MOSTRAR UNA EVOLUCIÓN.

Es lo que se conoce como arco dramático del personaje. Dicho de otra manera, es la transformación que el personaje muestra desde el inicio hasta el final de la historia. 
Es importante que aunque haya una evolución, el protagonista mantenga su coherencia. Un arco dramático no significa que un personaje que al principio de la trama era introvertido, llegue al final de la historia siendo extrovertido. No es un cambio de personalidad. Es una evolución lógica en su manera de enfrentarse a diferentes situaciones que viene motivada por los acontecimientos que van ocurriendo en la historia.
Ese cambio o transformación tiene que ser paulatina y verosímil y guardar relación con momentos clave de la trama.

TENER UN CONFLICTO.

El conflicto, normalmente, lo trae la propia trama. Pero tiene suele chocar con el personaje y con su forma de ser. El conflicto será el que defina los tres últimos puntos de esta lista.
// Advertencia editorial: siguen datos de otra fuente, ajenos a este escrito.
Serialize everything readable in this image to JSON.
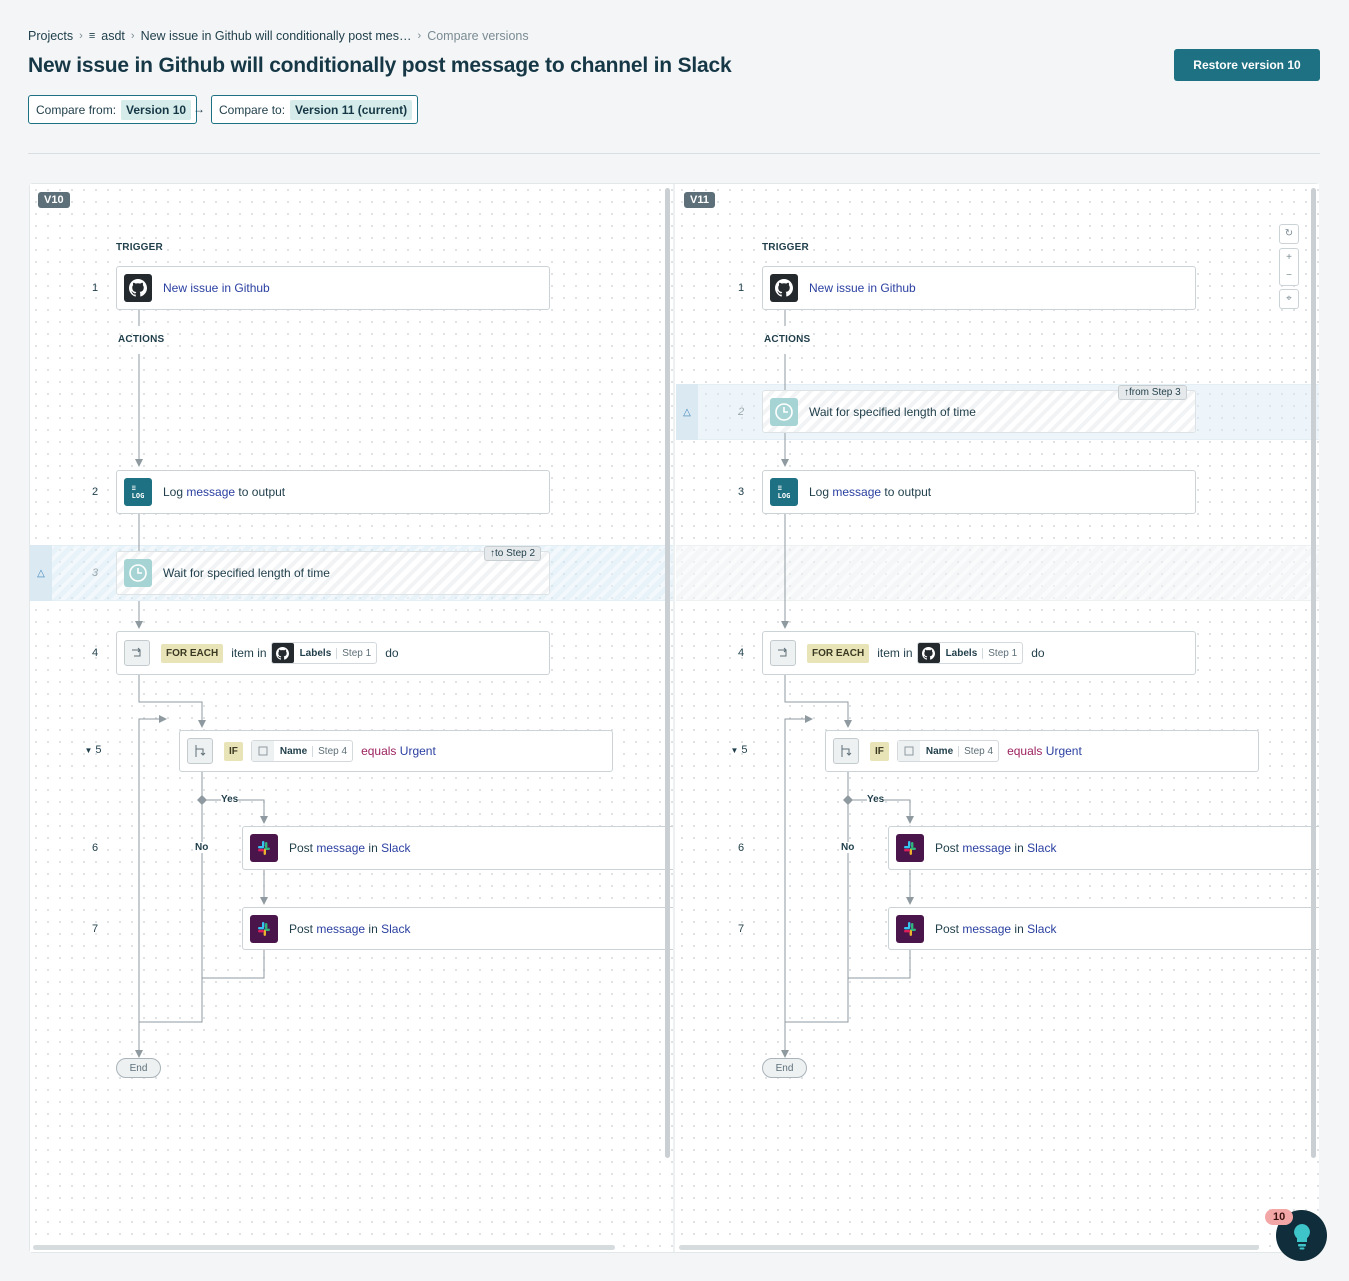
{
  "breadcrumb": {
    "projects": "Projects",
    "project": "asdt",
    "flow": "New issue in Github will conditionally post mes…",
    "current": "Compare versions"
  },
  "title": "New issue in Github will conditionally post message to channel in Slack",
  "restore_button": "Restore version 10",
  "compare_from": {
    "label": "Compare from:",
    "value": "Version 10"
  },
  "compare_to": {
    "label": "Compare to:",
    "value": "Version 11 (current)"
  },
  "left": {
    "badge": "V10",
    "trigger_label": "TRIGGER",
    "actions_label": "ACTIONS",
    "nums": {
      "s1": "1",
      "s2": "2",
      "s3": "3",
      "s4": "4",
      "s5": "5",
      "s6": "6",
      "s7": "7"
    },
    "moved_tag": "to Step 2",
    "end": "End"
  },
  "right": {
    "badge": "V11",
    "trigger_label": "TRIGGER",
    "actions_label": "ACTIONS",
    "nums": {
      "s1": "1",
      "s2": "2",
      "s3": "3",
      "s4": "4",
      "s5": "5",
      "s6": "6",
      "s7": "7"
    },
    "moved_tag": "from Step 3",
    "end": "End"
  },
  "steps": {
    "github": "New issue in Github",
    "log_pre": "Log",
    "log_link": "message",
    "log_post": "to output",
    "wait": "Wait for specified length of time",
    "foreach_kw": "FOR EACH",
    "foreach_pre": "item in",
    "foreach_pill_name": "Labels",
    "foreach_pill_step": "Step 1",
    "foreach_post": "do",
    "if_kw": "IF",
    "if_pill_name": "Name",
    "if_pill_step": "Step 4",
    "if_op": "equals",
    "if_val": "Urgent",
    "slack_pre": "Post",
    "slack_link": "message",
    "slack_mid": "in",
    "slack_app": "Slack",
    "yes": "Yes",
    "no": "No"
  },
  "notifications": "10",
  "colors": {
    "primary": "#1d7182",
    "link": "#2a3fa0",
    "operator": "#9c2361"
  }
}
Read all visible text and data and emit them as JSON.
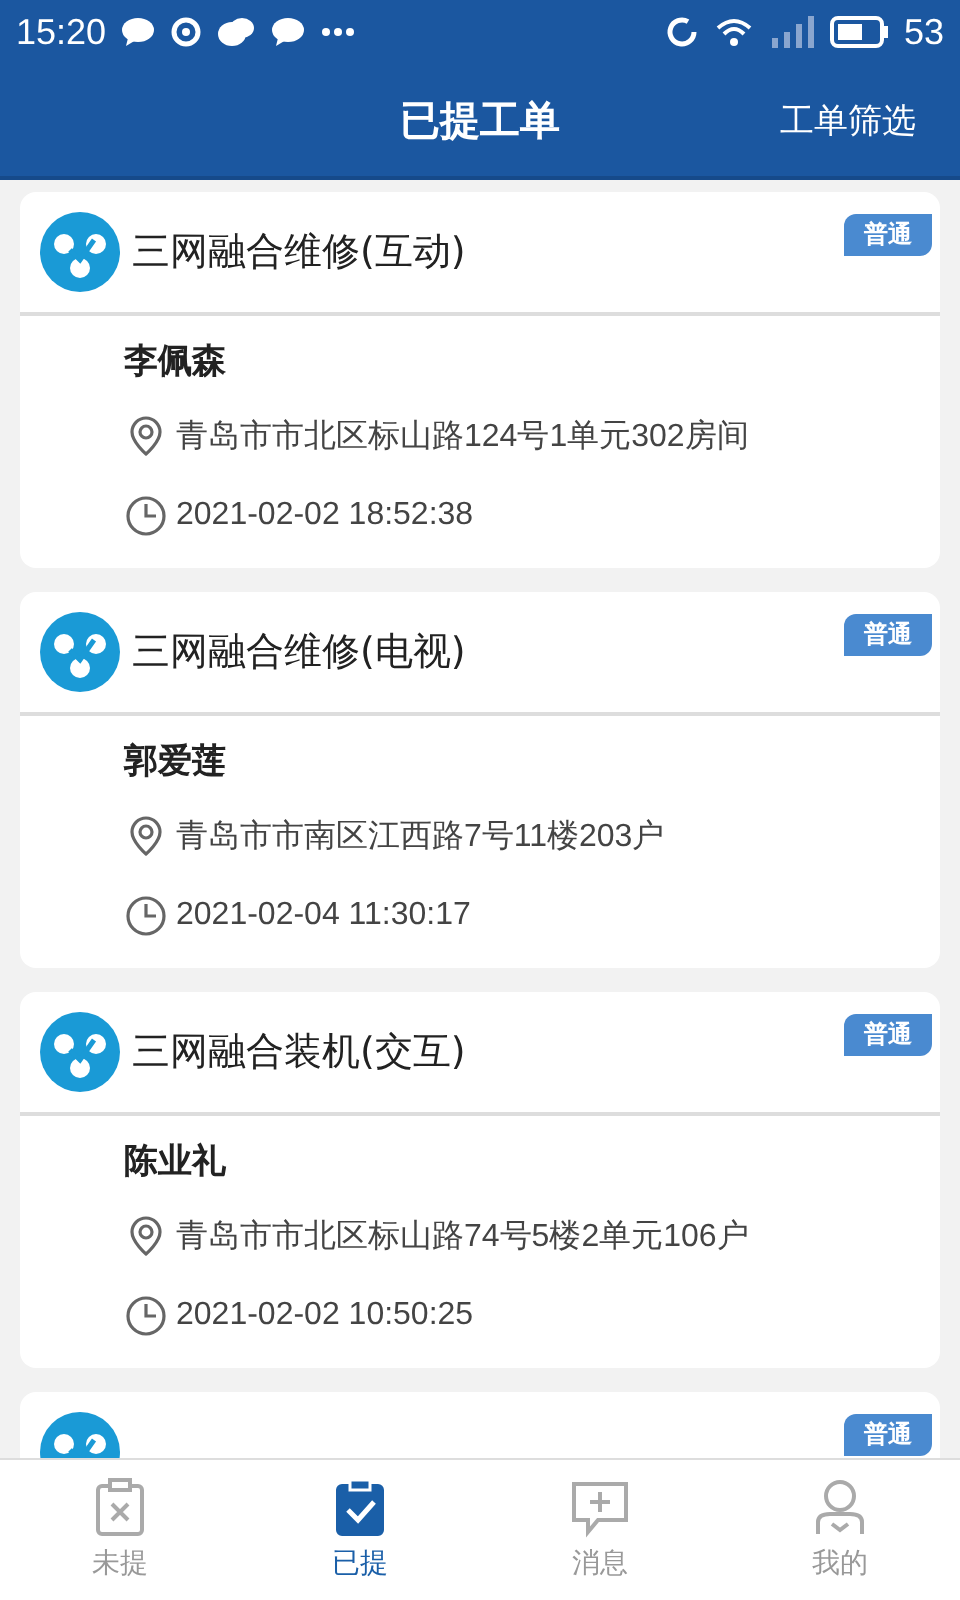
{
  "status_bar": {
    "time": "15:20",
    "battery": "53"
  },
  "header": {
    "title": "已提工单",
    "action": "工单筛选"
  },
  "orders": [
    {
      "title": "三网融合维修(互动)",
      "tag": "普通",
      "name": "李佩森",
      "address": "青岛市市北区标山路124号1单元302房间",
      "time": "2021-02-02 18:52:38"
    },
    {
      "title": "三网融合维修(电视)",
      "tag": "普通",
      "name": "郭爱莲",
      "address": "青岛市市南区江西路7号11楼203户",
      "time": "2021-02-04 11:30:17"
    },
    {
      "title": "三网融合装机(交互)",
      "tag": "普通",
      "name": "陈业礼",
      "address": "青岛市市北区标山路74号5楼2单元106户",
      "time": "2021-02-02 10:50:25"
    },
    {
      "tag": "普通"
    }
  ],
  "tabs": [
    {
      "label": "未提",
      "kind": "pending",
      "selected": false
    },
    {
      "label": "已提",
      "kind": "submitted",
      "selected": true
    },
    {
      "label": "消息",
      "kind": "message",
      "selected": false
    },
    {
      "label": "我的",
      "kind": "profile",
      "selected": false
    }
  ]
}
TENER UNA META U OBJETIVO.

La meta u objetivo, normalmente, será la resolución de dicho conflicto. Cuando planteemos un nuevo personaje, habrá que identificar cuál es la meta que deberá alcanzar durante la historia para ir guiando sus pasos a través de la trama. 

TENER UNA MOTIVACIÓN.

La motivación es por qué el personaje quiere lo que quiere. Está muy ligado con el objetivo que persigue. 
Todos los personajes buscan algo por algún motivo. Encuentra el motivo del tuyo. Conseguirás entenderlo más profundamente y podrás reflejarlo de manera fiel en su historia.

TENER UN PLAN DE ACCIÓN.

El plan de acción del personaje será una mezcla de los recursos que movilizará y el camino que seguirá para alcanzar su meta. 
Es importante conocer esto de él también porque dará mayor profundidad al personaje.


Hasta aquí los puntos que habría que cumplir para un correcto planteamiento de un personaje. 
¡Espero que te sirva!

¿Habías tenido alguno de ellos en cuenta? ¿Crees que te servirán de ahora en adelante para centrar mejor la construcción de nuevos personajes?